(Idea) Tourmaline Scores With Its Crew Energy Acquisition
Earlier today, Tourmaline Oil (TOU:CA) proved yet again that it’s one of the best-managed natural gas-weighted operators in North America. The company announced a masterful acquisition of Crew Energy (CR:CA), an independent intermediate E&P operating across 220,000 acres in the Montney play in Alberta.
TOU’s all-stock bid values Crew at $1.3 billion and includes the assumption of $240 million of Crew’s net debt. The deal metrics work out to $6.69 per Crew share, a 72% premium over Crew’s closing stock price as of Friday and the highest price for the shares since December 2022. Crew shareholders will receive 0.114802 TOU shares for every Crew share they own. In connection with the deal, TOU will issue 18.778 million shares, adding 5.3% to its 355.4 million share count at the end of the second quarter.

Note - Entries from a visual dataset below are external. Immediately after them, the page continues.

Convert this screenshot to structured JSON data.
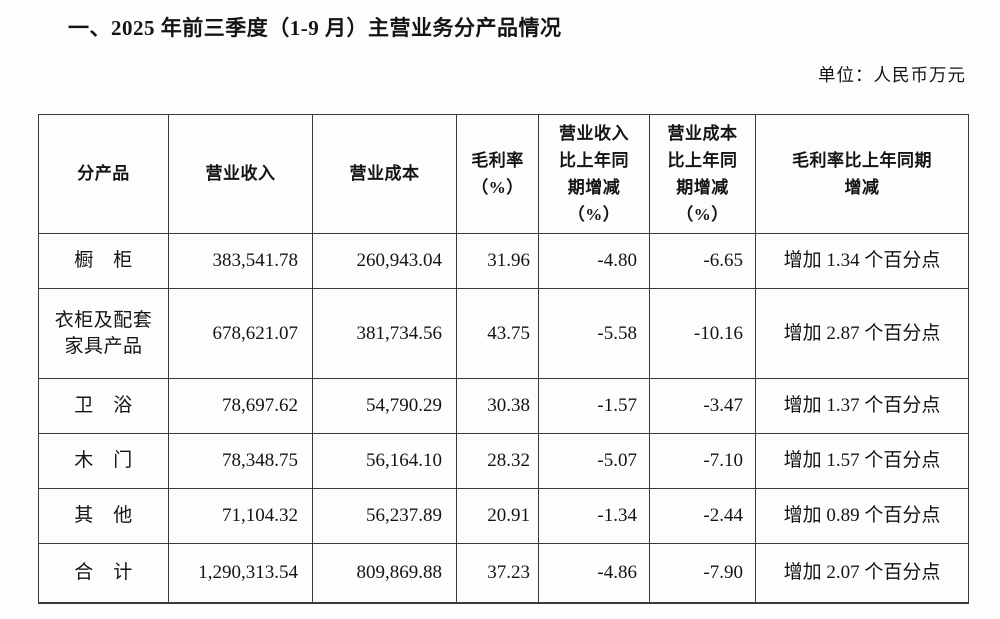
{
  "page": {
    "title": "一、2025 年前三季度（1-9 月）主营业务分产品情况",
    "unit_label": "单位：人民币万元"
  },
  "table": {
    "columns": [
      {
        "key": "product",
        "label": "分产品"
      },
      {
        "key": "revenue",
        "label": "营业收入"
      },
      {
        "key": "cost",
        "label": "营业成本"
      },
      {
        "key": "gross_margin",
        "label": "毛利率\n（%）"
      },
      {
        "key": "revenue_yoy",
        "label": "营业收入\n比上年同\n期增减\n（%）"
      },
      {
        "key": "cost_yoy",
        "label": "营业成本\n比上年同\n期增减\n（%）"
      },
      {
        "key": "margin_yoy",
        "label": "毛利率比上年同期\n增减"
      }
    ],
    "rows": [
      {
        "product": "橱　柜",
        "revenue": "383,541.78",
        "cost": "260,943.04",
        "gross_margin": "31.96",
        "revenue_yoy": "-4.80",
        "cost_yoy": "-6.65",
        "margin_yoy": "增加 1.34 个百分点"
      },
      {
        "product": "衣柜及配套\n家具产品",
        "revenue": "678,621.07",
        "cost": "381,734.56",
        "gross_margin": "43.75",
        "revenue_yoy": "-5.58",
        "cost_yoy": "-10.16",
        "margin_yoy": "增加 2.87 个百分点"
      },
      {
        "product": "卫　浴",
        "revenue": "78,697.62",
        "cost": "54,790.29",
        "gross_margin": "30.38",
        "revenue_yoy": "-1.57",
        "cost_yoy": "-3.47",
        "margin_yoy": "增加 1.37 个百分点"
      },
      {
        "product": "木　门",
        "revenue": "78,348.75",
        "cost": "56,164.10",
        "gross_margin": "28.32",
        "revenue_yoy": "-5.07",
        "cost_yoy": "-7.10",
        "margin_yoy": "增加 1.57 个百分点"
      },
      {
        "product": "其　他",
        "revenue": "71,104.32",
        "cost": "56,237.89",
        "gross_margin": "20.91",
        "revenue_yoy": "-1.34",
        "cost_yoy": "-2.44",
        "margin_yoy": "增加 0.89 个百分点"
      },
      {
        "product": "合　计",
        "revenue": "1,290,313.54",
        "cost": "809,869.88",
        "gross_margin": "37.23",
        "revenue_yoy": "-4.86",
        "cost_yoy": "-7.90",
        "margin_yoy": "增加 2.07 个百分点"
      }
    ]
  },
  "colors": {
    "background": "#fdfdfd",
    "text": "#141414",
    "border": "#3a3a3a"
  }
}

The deal is a win-win for Crew and TOU shareholders. Crew shareholders receive an offer price close to a cyclical high and a massive premium over Friday’s closing price. TOU shareholders stand to benefit from Crew’s operational and strategic fit with TOU’s legacy acreage and infrastructure.
The market cheered the deal. Tourmaline’s shares traded 4.2% higher after today’s announcement, to $60.73. The deal sparked a rally in other Canadian gas-weighted intermediate E&Ps as investors used the deal’s metrics to imply that Crew’s peers were undervalued.

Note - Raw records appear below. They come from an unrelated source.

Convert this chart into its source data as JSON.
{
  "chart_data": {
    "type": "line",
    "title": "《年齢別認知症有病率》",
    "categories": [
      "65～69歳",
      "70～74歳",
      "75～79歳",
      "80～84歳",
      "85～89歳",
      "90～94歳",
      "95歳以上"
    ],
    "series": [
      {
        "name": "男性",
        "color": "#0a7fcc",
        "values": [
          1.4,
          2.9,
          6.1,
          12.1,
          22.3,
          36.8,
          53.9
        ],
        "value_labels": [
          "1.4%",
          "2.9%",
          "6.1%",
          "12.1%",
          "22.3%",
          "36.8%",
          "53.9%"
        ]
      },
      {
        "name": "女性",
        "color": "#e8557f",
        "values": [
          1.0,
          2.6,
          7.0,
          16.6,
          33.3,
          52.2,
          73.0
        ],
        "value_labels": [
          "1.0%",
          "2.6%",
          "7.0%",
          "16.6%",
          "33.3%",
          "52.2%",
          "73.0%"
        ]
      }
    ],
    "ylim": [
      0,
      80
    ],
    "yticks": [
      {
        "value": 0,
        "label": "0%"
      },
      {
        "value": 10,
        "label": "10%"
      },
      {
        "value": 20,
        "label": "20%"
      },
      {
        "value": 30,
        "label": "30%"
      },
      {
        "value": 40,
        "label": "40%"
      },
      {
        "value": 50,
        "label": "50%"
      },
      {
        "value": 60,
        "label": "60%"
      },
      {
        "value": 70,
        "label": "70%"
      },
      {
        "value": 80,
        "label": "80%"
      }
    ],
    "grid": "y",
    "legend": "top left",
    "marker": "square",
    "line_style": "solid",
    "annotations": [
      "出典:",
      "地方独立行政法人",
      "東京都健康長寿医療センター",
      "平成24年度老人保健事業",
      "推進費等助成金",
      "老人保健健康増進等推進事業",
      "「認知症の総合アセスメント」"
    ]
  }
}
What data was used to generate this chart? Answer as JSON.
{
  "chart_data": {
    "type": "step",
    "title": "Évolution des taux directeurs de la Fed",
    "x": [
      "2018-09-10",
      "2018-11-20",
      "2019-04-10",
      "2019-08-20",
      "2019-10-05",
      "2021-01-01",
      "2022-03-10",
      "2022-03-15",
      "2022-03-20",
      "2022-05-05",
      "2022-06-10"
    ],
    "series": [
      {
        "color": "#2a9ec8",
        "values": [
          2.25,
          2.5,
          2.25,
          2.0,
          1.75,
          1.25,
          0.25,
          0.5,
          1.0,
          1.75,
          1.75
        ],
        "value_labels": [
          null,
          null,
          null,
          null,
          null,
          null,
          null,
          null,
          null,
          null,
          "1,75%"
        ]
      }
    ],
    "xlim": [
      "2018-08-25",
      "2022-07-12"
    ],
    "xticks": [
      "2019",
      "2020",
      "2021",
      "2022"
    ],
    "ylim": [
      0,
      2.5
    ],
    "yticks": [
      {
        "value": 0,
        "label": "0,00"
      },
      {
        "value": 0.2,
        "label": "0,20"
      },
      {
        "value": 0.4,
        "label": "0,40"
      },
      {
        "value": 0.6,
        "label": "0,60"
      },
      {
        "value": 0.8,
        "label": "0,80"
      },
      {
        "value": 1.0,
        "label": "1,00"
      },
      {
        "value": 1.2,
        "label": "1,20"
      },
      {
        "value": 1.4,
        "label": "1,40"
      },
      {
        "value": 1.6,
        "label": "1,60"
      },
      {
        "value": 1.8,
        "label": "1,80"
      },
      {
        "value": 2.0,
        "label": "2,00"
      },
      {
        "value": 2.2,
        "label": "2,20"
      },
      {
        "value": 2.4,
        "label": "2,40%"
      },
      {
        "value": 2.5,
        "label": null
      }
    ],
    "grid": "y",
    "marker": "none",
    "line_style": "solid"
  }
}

The deal is TOU’s latest since it acquired Bonavista Energy for $1.5 billion last November. It continues TOU’s consolidation of the Northeast British Columbia Montney fairway at cyclically low Western Canadian natural gas prices.

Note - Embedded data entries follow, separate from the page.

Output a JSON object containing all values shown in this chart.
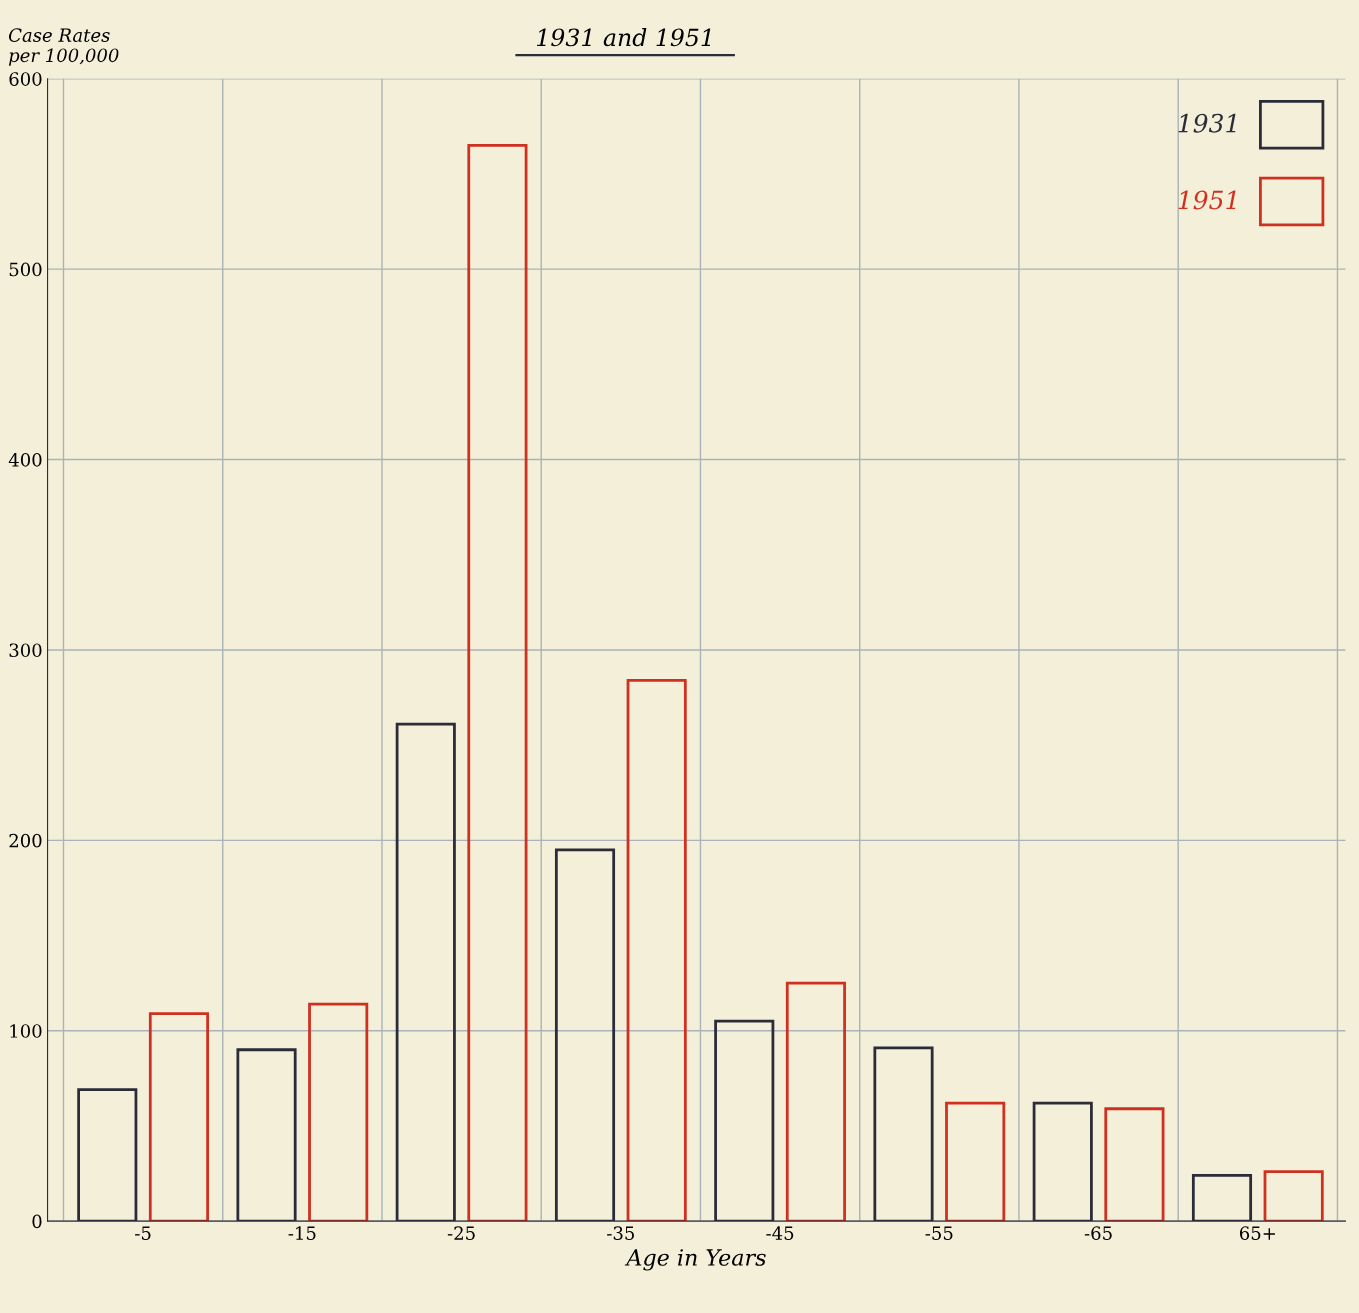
{
  "chart_data": {
    "type": "bar",
    "title": "1931 and 1951",
    "ylabel": "Case Rates\nper 100,000",
    "xlabel": "Age in Years",
    "categories": [
      "-5",
      "-15",
      "-25",
      "-35",
      "-45",
      "-55",
      "-65",
      "65+"
    ],
    "series": [
      {
        "name": "1931",
        "color": "#2b2b3a",
        "values": [
          69,
          90,
          261,
          195,
          105,
          91,
          62,
          24
        ]
      },
      {
        "name": "1951",
        "color": "#d03020",
        "values": [
          109,
          114,
          565,
          284,
          125,
          62,
          59,
          26
        ]
      }
    ],
    "ylim": [
      0,
      600
    ],
    "yticks": [
      0,
      100,
      200,
      300,
      400,
      500,
      600
    ],
    "grid": true,
    "legend": "top right"
  }
}
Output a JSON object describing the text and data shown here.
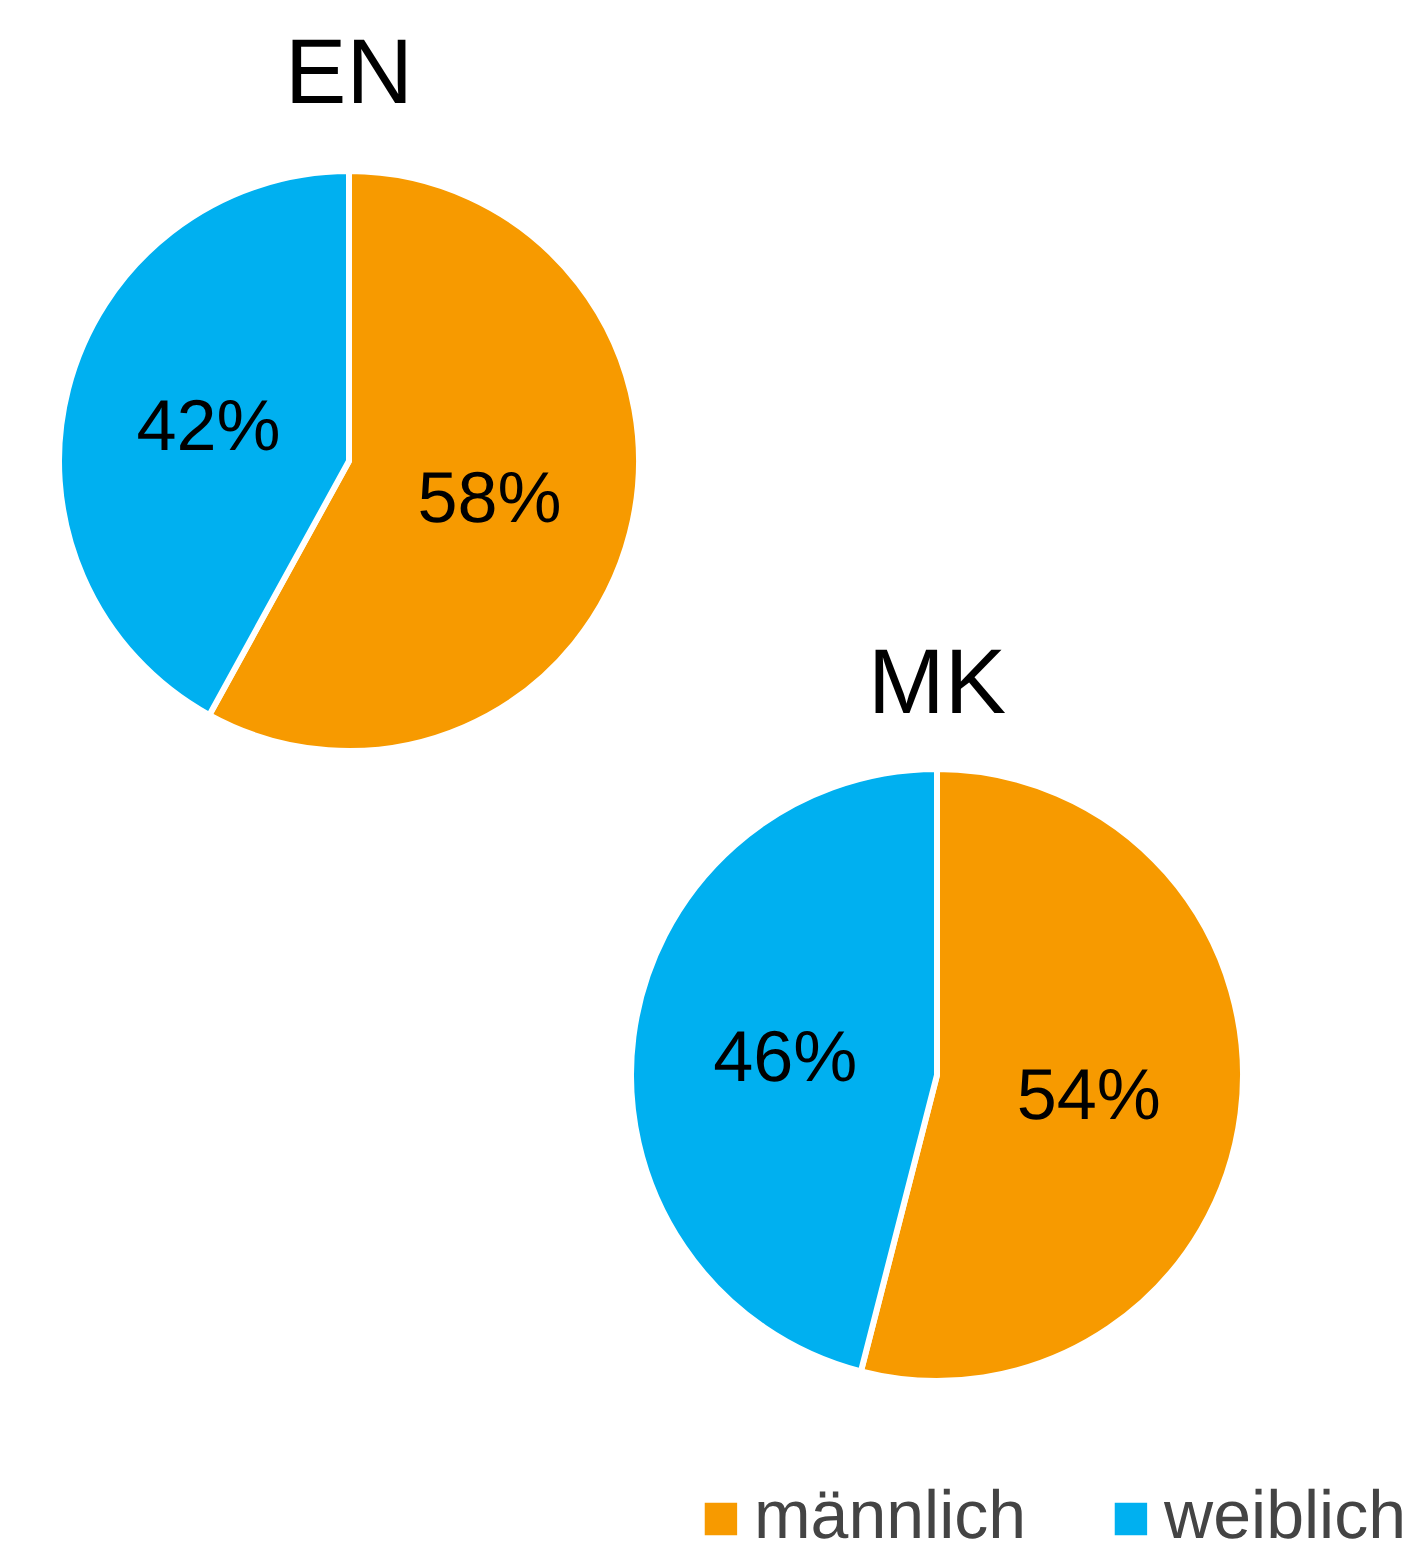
{
  "chart_data": [
    {
      "type": "pie",
      "title": "EN",
      "categories": [
        "männlich",
        "weiblich"
      ],
      "values": [
        58,
        42
      ],
      "colors": [
        "#f79a00",
        "#00b0f0"
      ],
      "value_labels": [
        "58%",
        "42%"
      ],
      "legend": "bottom right"
    },
    {
      "type": "pie",
      "title": "MK",
      "categories": [
        null,
        null
      ],
      "values": [
        54,
        46
      ],
      "colors": [
        "#f79a00",
        "#00b0f0"
      ],
      "value_labels": [
        "54%",
        "46%"
      ]
    }
  ]
}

For years, TOU had pursued Crew only to be rebuffed as Crew was not for sale. This summer, however, after Crew stock had dismally underperformed peers, its board had a change of heart and began to entertain bids. After receiving several competing offers, it agreed to be acquired by TOU.
The deal’s timing was outstanding for TOU, as it came just as Crew shares plumbed multi-year lows.
Assuming the deal closes as expected in October, TOU management expects its 2024 production to average 587,500 boe/d, above its previous guidance of 580,000 boe/d. Production will be weighted approximately 75% to natural gas and 25% to liquids.